Dreimal wurden sie auf dem Weg nach Jahrasima angehalten, aber niemand entdeckte sie. Trotz der Ermordung ihres Prinzen war kein Soldat loyal genug, einen Wagen voller Kuhdung zu durchwühlen, um das Mädchen zu entdecken, das sich darunter zusammengekauert hatte, geschützt von einer schweren Persenning und durch die Ritzen im Wagenboden atmend.

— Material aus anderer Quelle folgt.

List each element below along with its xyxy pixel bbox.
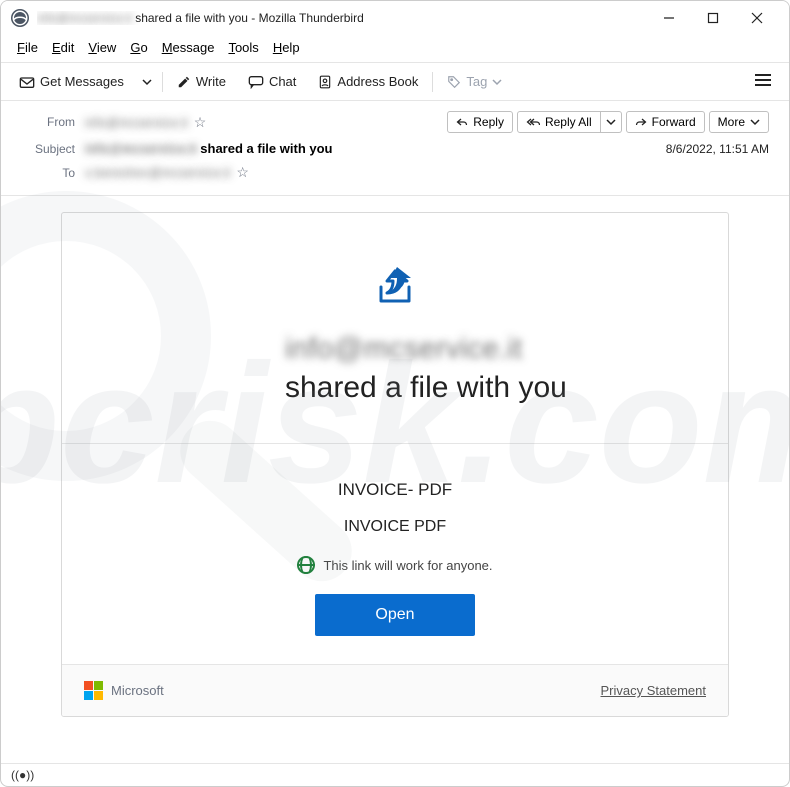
menu-file[interactable]: File bbox=[11, 37, 44, 58]
header-actions: Reply Reply All Forward More bbox=[447, 111, 769, 133]
message-datetime: 8/6/2022, 11:51 AM bbox=[666, 142, 769, 156]
privacy-link[interactable]: Privacy Statement bbox=[601, 683, 707, 698]
share-icon bbox=[102, 263, 688, 311]
status-connection-icon: ((●)) bbox=[11, 768, 34, 782]
more-label: More bbox=[718, 115, 745, 129]
window-title: info@mcservice.it shared a file with you… bbox=[37, 11, 647, 25]
link-scope-text: This link will work for anyone. bbox=[323, 558, 492, 573]
window-title-redacted: info@mcservice.it bbox=[37, 11, 132, 25]
statusbar: ((●)) bbox=[1, 763, 789, 786]
from-label: From bbox=[21, 115, 85, 129]
menu-edit[interactable]: Edit bbox=[46, 37, 80, 58]
more-button[interactable]: More bbox=[709, 111, 769, 133]
forward-label: Forward bbox=[652, 115, 696, 129]
subject-value: info@mcservice.it shared a file with you bbox=[85, 141, 332, 156]
open-button-label: Open bbox=[375, 606, 414, 623]
maximize-button[interactable] bbox=[691, 4, 735, 32]
reply-all-label: Reply All bbox=[545, 115, 592, 129]
file-description: INVOICE PDF bbox=[82, 518, 708, 536]
star-to-icon[interactable]: ☆ bbox=[236, 164, 249, 181]
tag-label: Tag bbox=[466, 74, 487, 89]
menu-view[interactable]: View bbox=[82, 37, 122, 58]
menu-go[interactable]: Go bbox=[124, 37, 153, 58]
to-label: To bbox=[21, 166, 85, 180]
window: info@mcservice.it shared a file with you… bbox=[0, 0, 790, 787]
reply-all-button[interactable]: Reply All bbox=[517, 111, 601, 133]
write-button[interactable]: Write bbox=[169, 70, 234, 93]
card-top: info@mcservice.it shared a file with you bbox=[62, 213, 728, 443]
link-scope-row: This link will work for anyone. bbox=[82, 556, 708, 574]
subject-suffix: shared a file with you bbox=[197, 141, 333, 156]
microsoft-logo: Microsoft bbox=[84, 681, 164, 700]
share-card: info@mcservice.it shared a file with you… bbox=[61, 212, 729, 717]
titlebar: info@mcservice.it shared a file with you… bbox=[1, 1, 789, 35]
tag-button[interactable]: Tag bbox=[439, 70, 510, 93]
menu-message[interactable]: Message bbox=[156, 37, 221, 58]
share-heading-suffix: shared a file with you bbox=[285, 371, 567, 404]
reply-label: Reply bbox=[473, 115, 504, 129]
get-messages-button[interactable]: Get Messages bbox=[11, 70, 132, 93]
message-header: From info@mcservice.it ☆ Reply Reply All bbox=[1, 101, 789, 196]
reply-all-group: Reply All bbox=[517, 111, 622, 133]
menu-help[interactable]: Help bbox=[267, 37, 306, 58]
get-messages-dropdown[interactable] bbox=[138, 73, 156, 91]
menubar: File Edit View Go Message Tools Help bbox=[1, 35, 789, 62]
open-button[interactable]: Open bbox=[315, 594, 474, 636]
address-book-button[interactable]: Address Book bbox=[310, 70, 426, 93]
file-name: INVOICE- PDF bbox=[82, 480, 708, 500]
microsoft-label: Microsoft bbox=[111, 683, 164, 698]
subject-label: Subject bbox=[21, 142, 85, 156]
to-value[interactable]: s.bereshev@mcservice.it bbox=[85, 165, 230, 180]
chat-label: Chat bbox=[269, 74, 296, 89]
share-heading-redacted: info@mcservice.it bbox=[285, 332, 522, 365]
microsoft-icon bbox=[84, 681, 103, 700]
globe-icon bbox=[297, 556, 315, 574]
app-icon bbox=[11, 9, 29, 27]
app-menu-button[interactable] bbox=[747, 69, 779, 94]
chat-button[interactable]: Chat bbox=[240, 70, 304, 93]
get-messages-label: Get Messages bbox=[40, 74, 124, 89]
forward-button[interactable]: Forward bbox=[626, 111, 705, 133]
minimize-button[interactable] bbox=[647, 4, 691, 32]
from-value[interactable]: info@mcservice.it bbox=[85, 115, 188, 130]
write-label: Write bbox=[196, 74, 226, 89]
share-heading: info@mcservice.it shared a file with you bbox=[185, 329, 605, 407]
star-from-icon[interactable]: ☆ bbox=[194, 114, 207, 131]
reply-all-dropdown[interactable] bbox=[601, 111, 622, 133]
card-footer: Microsoft Privacy Statement bbox=[62, 664, 728, 716]
message-body[interactable]: info@mcservice.it shared a file with you… bbox=[1, 196, 789, 763]
card-mid: INVOICE- PDF INVOICE PDF This link will … bbox=[62, 443, 728, 664]
window-title-suffix: shared a file with you - Mozilla Thunder… bbox=[132, 11, 364, 25]
subject-redacted: info@mcservice.it bbox=[85, 141, 197, 156]
menu-tools[interactable]: Tools bbox=[222, 37, 264, 58]
reply-button[interactable]: Reply bbox=[447, 111, 513, 133]
toolbar: Get Messages Write Chat Address Book Tag bbox=[1, 62, 789, 101]
close-button[interactable] bbox=[735, 4, 779, 32]
address-book-label: Address Book bbox=[337, 74, 418, 89]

Talia schauderte. Der widerliche Geruch hatte noch tagelang in ihren Haaren und auf ihrer Haut gehaftet, egal wie angestrengt sie geschrubbt hatte.
Blaues Licht blühte im Wasser neben ihr auf. Als Talia nach unten schaute, sah sie eine leuchtende Schlange durchs Schilf schwimmen. Eine Jaan, ein Elfenwesen, das im Wasser lebte. Man sagte von ihnen, dass sie dem, der sie fütterte, Glück brachten, aber Talia hatte nichts, was sie ihr hätte zuwerfen können.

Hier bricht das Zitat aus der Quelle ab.